“Mine are fine.” He takes a step toward me. “I’m just ignoring them.”
That almost makes me smile, because if there’s one thing about Ruslan I’ve never had to doubt, it’s his willingness to walk directly into the worst possible decision if it interests him enough.
He stops close enough now that if either of us leaned wrong, this would stop being a conversation and become another problem we’ll both pretend isn’t one.
“You look different, too,” he says.
I lift a brow. “Should I be offended?”
“Depends on how attached you are to the polished little prince act.”
My smile is brief and cold. “You’re in a dangerous mood tonight.”
“Maybe I’m always in one.”
“That much is obvious.”
His gaze drags over my face, slower than it should. “No. I mean with you.”
There’s a warning in that. I hear it. Ignore it anyway.
“Should I be flattered?”
His gaze flicks down to my mouth, then he smirks. “You should be fucking worried.”
I don’t answer, because if I do, it’ll come out sounding too much like a confession.

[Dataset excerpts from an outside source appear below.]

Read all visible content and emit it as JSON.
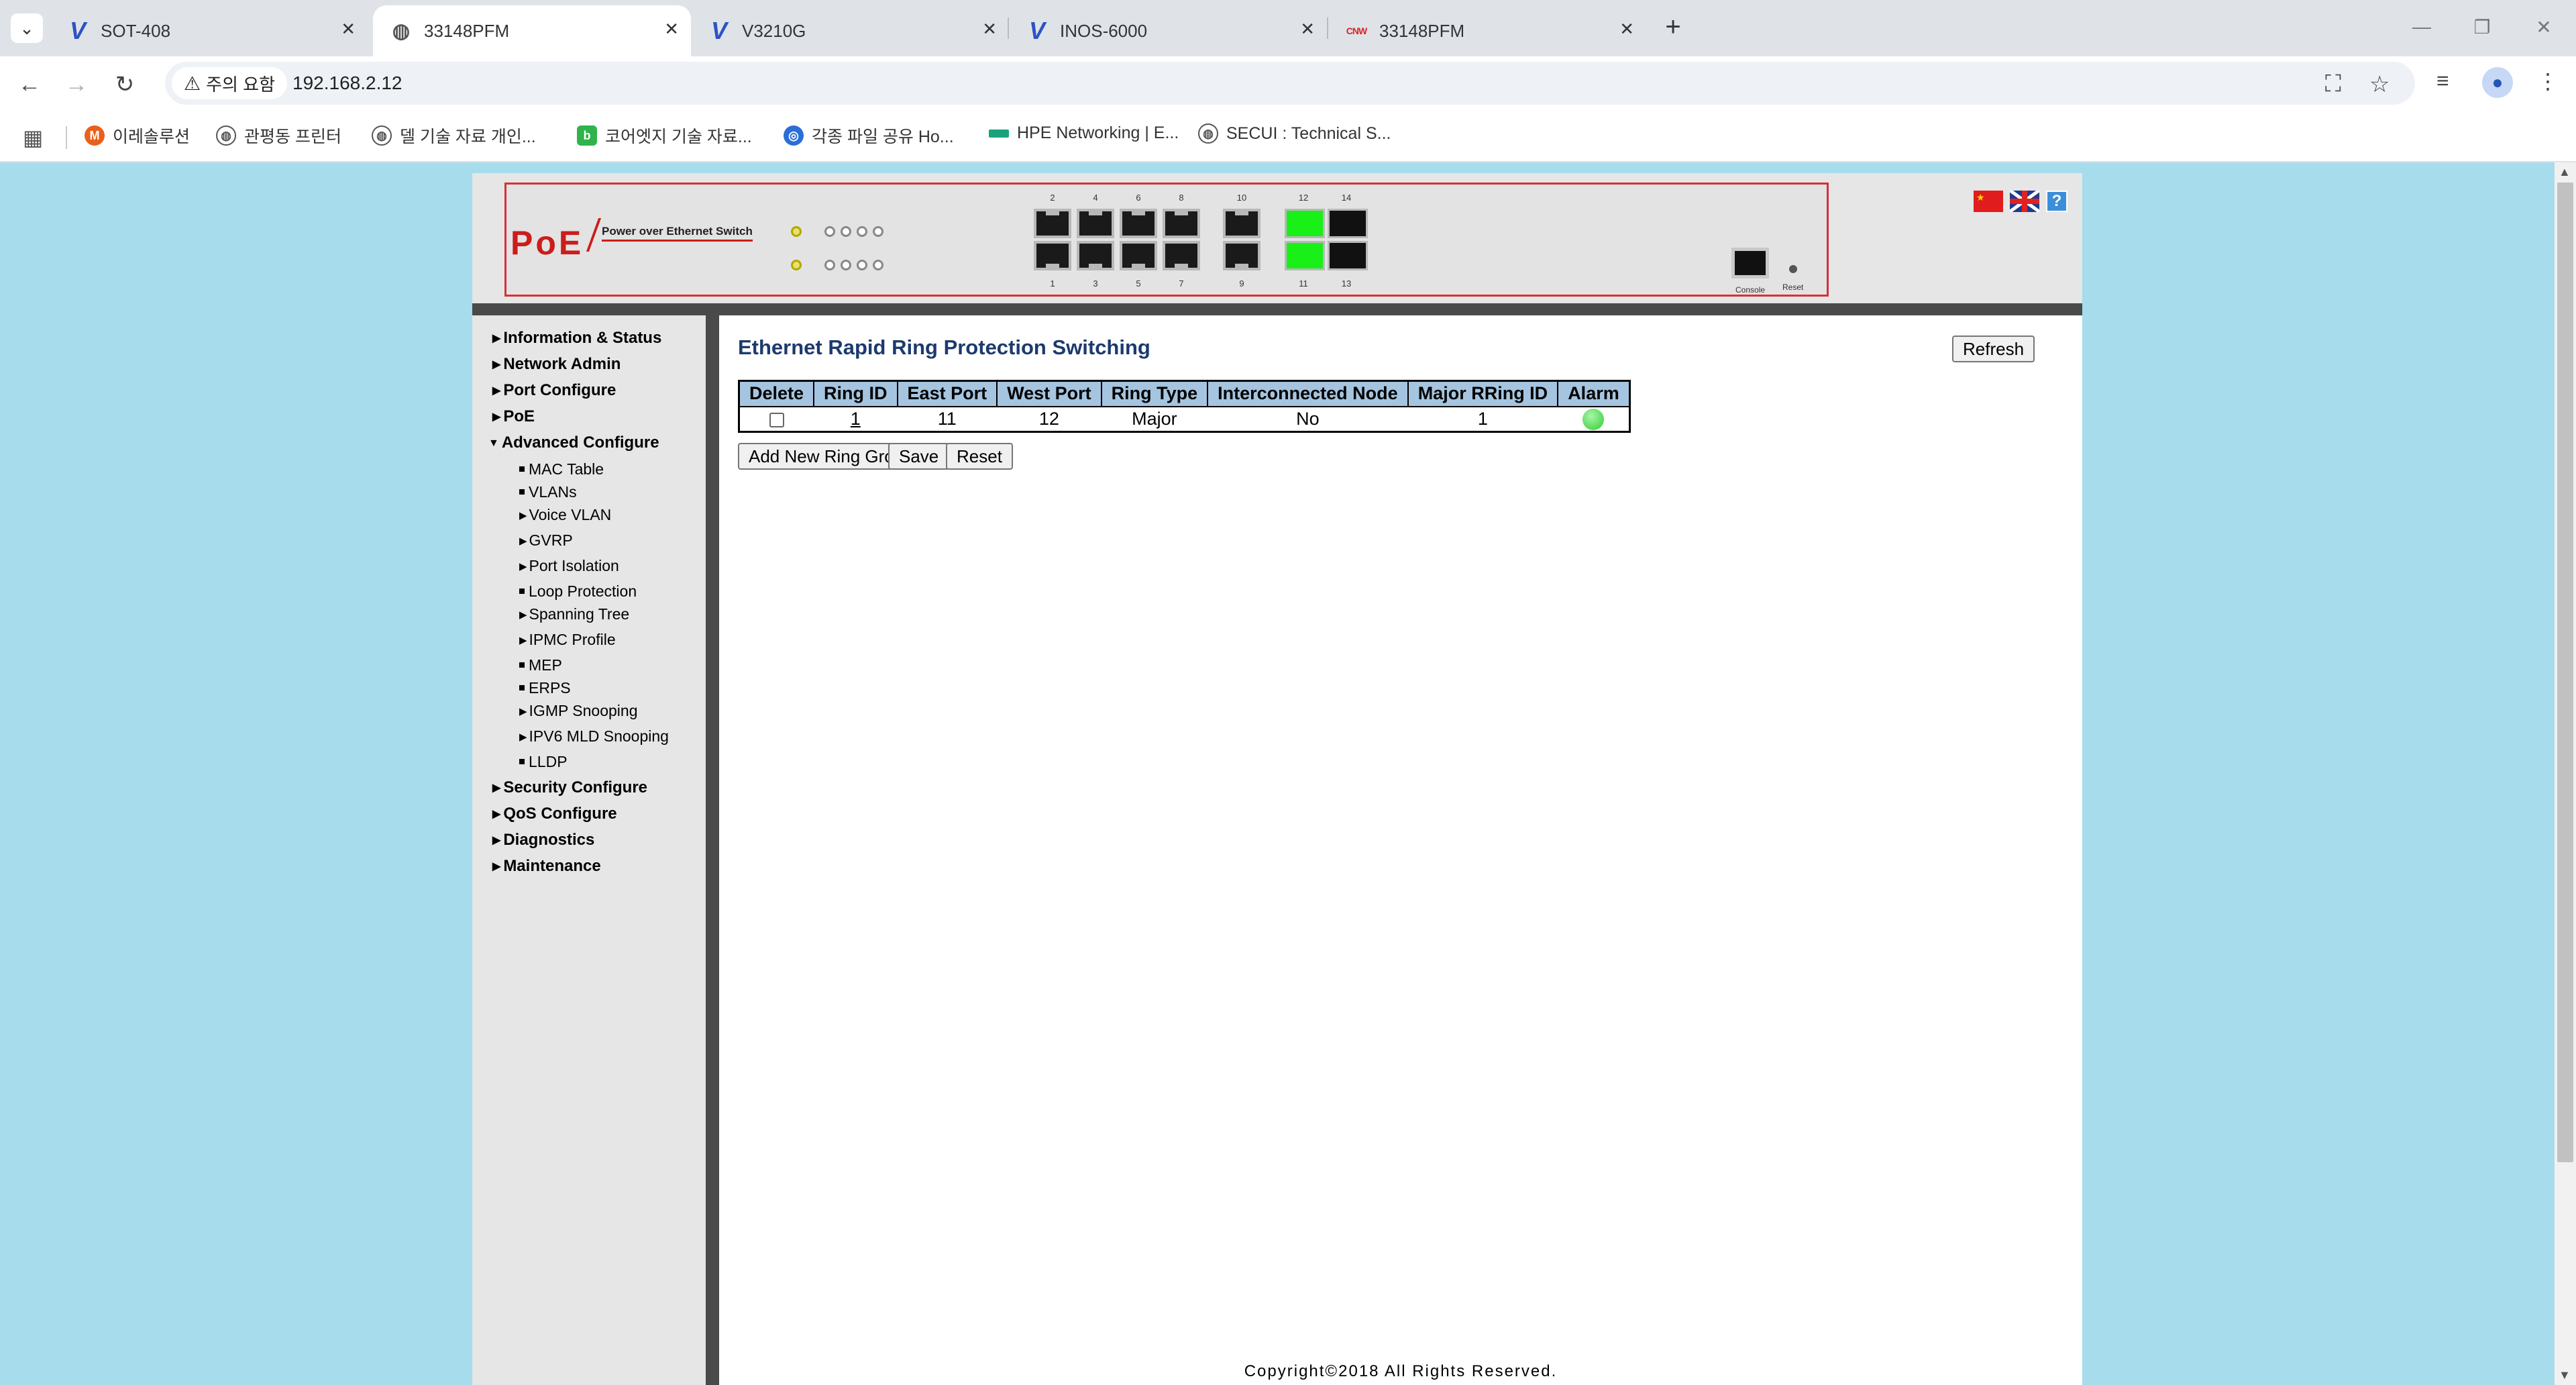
{
  "browser": {
    "tabs": [
      {
        "title": "SOT-408",
        "icon": "v-logo-icon"
      },
      {
        "title": "33148PFM",
        "icon": "globe-icon",
        "active": true
      },
      {
        "title": "V3210G",
        "icon": "v-logo-icon"
      },
      {
        "title": "INOS-6000",
        "icon": "v-logo-icon"
      },
      {
        "title": "33148PFM",
        "icon": "cnw-logo-icon"
      }
    ],
    "security_chip": "주의 요함",
    "url": "192.168.2.12",
    "bookmarks": [
      {
        "label": "이레솔루션",
        "color": "#e8611c"
      },
      {
        "label": "관평동 프린터",
        "color": "#555555"
      },
      {
        "label": "델 기술 자료 개인...",
        "color": "#555555"
      },
      {
        "label": "코어엣지 기술 자료...",
        "color": "#2fb34a"
      },
      {
        "label": "각종 파일 공유 Ho...",
        "color": "#2b6fd6"
      },
      {
        "label": "HPE Networking | E...",
        "color": "#1aa37a"
      },
      {
        "label": "SECUI : Technical S...",
        "color": "#555555"
      }
    ]
  },
  "device": {
    "logo": "PoE",
    "subtitle": "Power over Ethernet Switch",
    "ports_top": [
      "2",
      "4",
      "6",
      "8",
      "10",
      "12",
      "14"
    ],
    "ports_bottom": [
      "1",
      "3",
      "5",
      "7",
      "9",
      "11",
      "13"
    ],
    "console_label": "Console",
    "reset_label": "Reset",
    "help_label": "?"
  },
  "sidebar": {
    "menus_top": [
      {
        "label": "Information & Status"
      },
      {
        "label": "Network Admin"
      },
      {
        "label": "Port Configure"
      },
      {
        "label": "PoE"
      }
    ],
    "advanced": {
      "label": "Advanced Configure"
    },
    "advanced_items": [
      {
        "label": "MAC Table",
        "kind": "leaf"
      },
      {
        "label": "VLANs",
        "kind": "leaf"
      },
      {
        "label": "Voice VLAN",
        "kind": "folder"
      },
      {
        "label": "GVRP",
        "kind": "folder"
      },
      {
        "label": "Port Isolation",
        "kind": "folder"
      },
      {
        "label": "Loop Protection",
        "kind": "leaf"
      },
      {
        "label": "Spanning Tree",
        "kind": "folder"
      },
      {
        "label": "IPMC Profile",
        "kind": "folder"
      },
      {
        "label": "MEP",
        "kind": "leaf"
      },
      {
        "label": "ERPS",
        "kind": "leaf"
      },
      {
        "label": "IGMP Snooping",
        "kind": "folder"
      },
      {
        "label": "IPV6 MLD Snooping",
        "kind": "folder"
      },
      {
        "label": "LLDP",
        "kind": "leaf"
      }
    ],
    "menus_bottom": [
      {
        "label": "Security Configure"
      },
      {
        "label": "QoS Configure"
      },
      {
        "label": "Diagnostics"
      },
      {
        "label": "Maintenance"
      }
    ]
  },
  "main": {
    "title": "Ethernet Rapid Ring Protection Switching",
    "refresh_label": "Refresh",
    "table": {
      "headers": [
        "Delete",
        "Ring ID",
        "East Port",
        "West Port",
        "Ring Type",
        "Interconnected Node",
        "Major RRing ID",
        "Alarm"
      ],
      "rows": [
        {
          "ring_id": "1",
          "east_port": "11",
          "west_port": "12",
          "ring_type": "Major",
          "interconnected": "No",
          "major_rring_id": "1",
          "alarm_color": "#2fce2f"
        }
      ]
    },
    "add_label": "Add New Ring Group",
    "save_label": "Save",
    "reset_label": "Reset",
    "copyright": "Copyright©2018 All Rights Reserved."
  }
}
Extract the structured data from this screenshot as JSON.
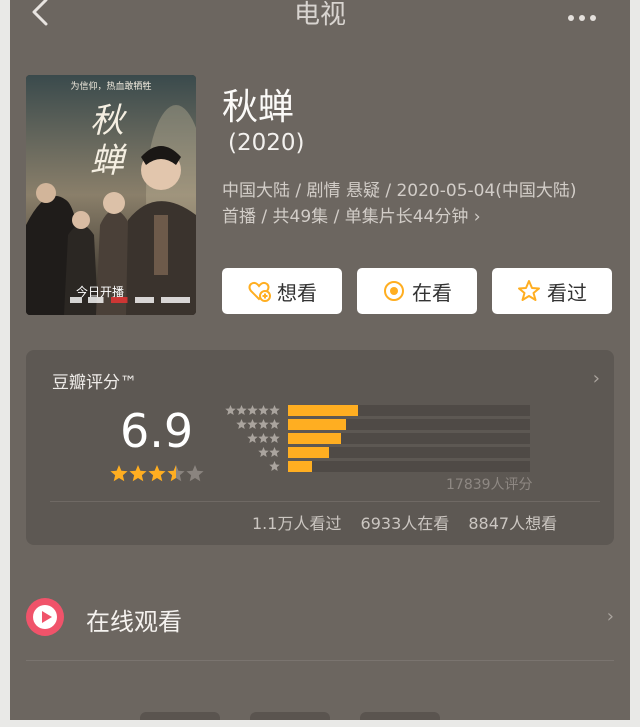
{
  "header": {
    "title": "电视",
    "back_icon": "chevron-left-icon",
    "more_icon": "more-dots-icon"
  },
  "poster": {
    "tagline": "为信仰，热血敢牺牲",
    "title": "秋蝉",
    "air_text": "今日开播"
  },
  "show": {
    "name": "秋蝉",
    "year": "(2020)",
    "meta_line1": "中国大陆 / 剧情 悬疑 / 2020-05-04(中国大陆)",
    "meta_line2": "首播 / 共49集 / 单集片长44分钟 ›"
  },
  "actions": [
    {
      "label": "想看",
      "icon": "heart-plus-icon"
    },
    {
      "label": "在看",
      "icon": "circle-dot-icon"
    },
    {
      "label": "看过",
      "icon": "star-outline-icon"
    }
  ],
  "rating": {
    "title": "豆瓣评分™",
    "score": "6.9",
    "stars": 3.5,
    "star_color": "#ffae21",
    "distribution": [
      {
        "stars": 5,
        "fraction": 0.29
      },
      {
        "stars": 4,
        "fraction": 0.24
      },
      {
        "stars": 3,
        "fraction": 0.22
      },
      {
        "stars": 2,
        "fraction": 0.17
      },
      {
        "stars": 1,
        "fraction": 0.1
      }
    ],
    "count_text": "17839人评分",
    "stats": [
      "1.1万人看过",
      "6933人在看",
      "8847人想看"
    ]
  },
  "online": {
    "label": "在线观看",
    "icon": "play-circle-icon",
    "icon_color": "#f0536a"
  }
}
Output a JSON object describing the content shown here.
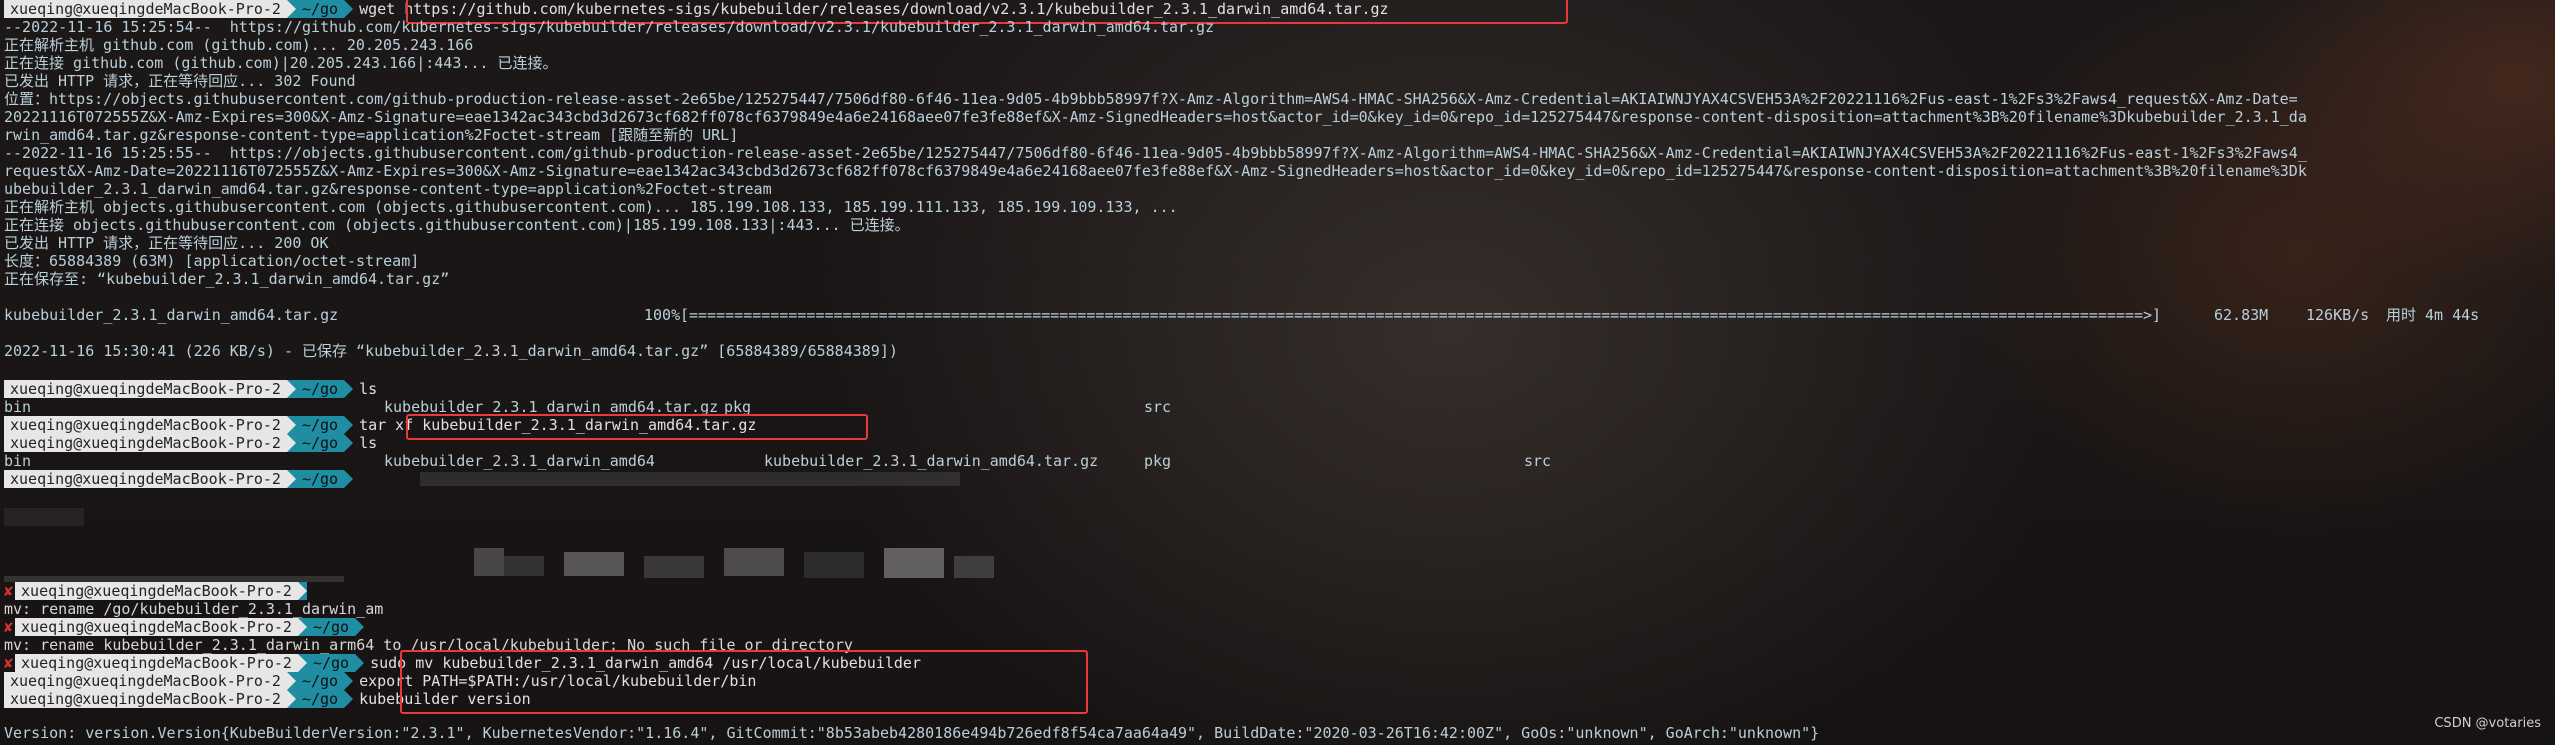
{
  "prompt": {
    "user": "xueqing@xueqingdeMacBook-Pro-2",
    "dir": "~/go"
  },
  "wget_cmd": "wget https://github.com/kubernetes-sigs/kubebuilder/releases/download/v2.3.1/kubebuilder_2.3.1_darwin_amd64.tar.gz",
  "wget_output": [
    "--2022-11-16 15:25:54--  https://github.com/kubernetes-sigs/kubebuilder/releases/download/v2.3.1/kubebuilder_2.3.1_darwin_amd64.tar.gz",
    "正在解析主机 github.com (github.com)... 20.205.243.166",
    "正在连接 github.com (github.com)|20.205.243.166|:443... 已连接。",
    "已发出 HTTP 请求，正在等待回应... 302 Found",
    "位置：https://objects.githubusercontent.com/github-production-release-asset-2e65be/125275447/7506df80-6f46-11ea-9d05-4b9bbb58997f?X-Amz-Algorithm=AWS4-HMAC-SHA256&X-Amz-Credential=AKIAIWNJYAX4CSVEH53A%2F20221116%2Fus-east-1%2Fs3%2Faws4_request&X-Amz-Date=",
    "20221116T072555Z&X-Amz-Expires=300&X-Amz-Signature=eae1342ac343cbd3d2673cf682ff078cf6379849e4a6e24168aee07fe3fe88ef&X-Amz-SignedHeaders=host&actor_id=0&key_id=0&repo_id=125275447&response-content-disposition=attachment%3B%20filename%3Dkubebuilder_2.3.1_da",
    "rwin_amd64.tar.gz&response-content-type=application%2Foctet-stream [跟随至新的 URL]",
    "--2022-11-16 15:25:55--  https://objects.githubusercontent.com/github-production-release-asset-2e65be/125275447/7506df80-6f46-11ea-9d05-4b9bbb58997f?X-Amz-Algorithm=AWS4-HMAC-SHA256&X-Amz-Credential=AKIAIWNJYAX4CSVEH53A%2F20221116%2Fus-east-1%2Fs3%2Faws4_",
    "request&X-Amz-Date=20221116T072555Z&X-Amz-Expires=300&X-Amz-Signature=eae1342ac343cbd3d2673cf682ff078cf6379849e4a6e24168aee07fe3fe88ef&X-Amz-SignedHeaders=host&actor_id=0&key_id=0&repo_id=125275447&response-content-disposition=attachment%3B%20filename%3Dk",
    "ubebuilder_2.3.1_darwin_amd64.tar.gz&response-content-type=application%2Foctet-stream",
    "正在解析主机 objects.githubusercontent.com (objects.githubusercontent.com)... 185.199.108.133, 185.199.111.133, 185.199.109.133, ...",
    "正在连接 objects.githubusercontent.com (objects.githubusercontent.com)|185.199.108.133|:443... 已连接。",
    "已发出 HTTP 请求，正在等待回应... 200 OK",
    "长度：65884389 (63M) [application/octet-stream]",
    "正在保存至: “kubebuilder_2.3.1_darwin_amd64.tar.gz”"
  ],
  "progress": {
    "filename": "kubebuilder_2.3.1_darwin_amd64.tar.gz",
    "percent": "100%",
    "bar": "[=================================================================================================================================================================>]",
    "size": "62.83M",
    "speed": "126KB/s",
    "time": "用时 4m 44s",
    "fraction": 1.0
  },
  "saved_line": "2022-11-16 15:30:41 (226 KB/s) - 已保存 “kubebuilder_2.3.1_darwin_amd64.tar.gz” [65884389/65884389])",
  "ls1_cmd": "ls",
  "ls1_items": [
    "bin",
    "kubebuilder_2.3.1_darwin_amd64.tar.gz",
    "pkg",
    "src"
  ],
  "tar_cmd": "tar xf kubebuilder_2.3.1_darwin_amd64.tar.gz",
  "ls2_cmd": "ls",
  "ls2_items": [
    "bin",
    "kubebuilder_2.3.1_darwin_amd64",
    "kubebuilder_2.3.1_darwin_amd64.tar.gz",
    "pkg",
    "src"
  ],
  "mv_err1": "mv: rename /go/kubebuilder_2.3.1_darwin_am",
  "mv_err2": "mv: rename kubebuilder_2.3.1_darwin_arm64 to /usr/local/kubebuilder: No such file or directory",
  "sudo_cmd": "sudo mv kubebuilder_2.3.1_darwin_amd64 /usr/local/kubebuilder",
  "export_cmd": "export PATH=$PATH:/usr/local/kubebuilder/bin",
  "version_cmd": "kubebuilder version",
  "version_output": "Version: version.Version{KubeBuilderVersion:\"2.3.1\", KubernetesVendor:\"1.16.4\", GitCommit:\"8b53abeb4280186e494b726edf8f54ca7aa64a49\", BuildDate:\"2020-03-26T16:42:00Z\", GoOs:\"unknown\", GoArch:\"unknown\"}",
  "watermark": "CSDN @votaries"
}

He leans in just enough that anyone turning the corner at the wrong moment would understand exactly what this is. Not the affair itself, maybe, but enough of its shape. Enough to start asking the kind of questions that ruin men.
“You seeing how my family works should’ve made you smarter.”
“Maybe I’m tired of being smart.”
The second the words leave my mouth, I want them back.
Something dark and hungry passes through his face. “That right?”
I don’t trust myself to answer that one at all.
Before he can say anything else, one of my guards appears at the end of the corridor and stops, head lowered.
“Mr. Vieri.”
That tone alone is enough to cool the blood in my veins.
Ruslan straightens at once, not far, just enough. His face empties. Not the disappearance of feeling, but the locking away of it. I know the move because I do it too.
“What?” I say.
The guard keeps his gaze respectfully lowered. “Your father wants to see you in the smaller conference room.”
I step back from Ruslan, smoothing one hand over my jacket as though I haven’t just been standing too close to the one man in this hotel my father would most like to see me nowhere near.
The guard nods once and waits; that tells me this isn’t a request. He’s under orders not to leave until I move.
When I glance back at Ruslan, his eyes are on the messenger, then on me, and the ease has goes of him entirely.
“Seems you’re wanted,” he says. The words are light, his face isn’t. I know why he looks that way: he’s leaving tonight, and that means another six months of waiting.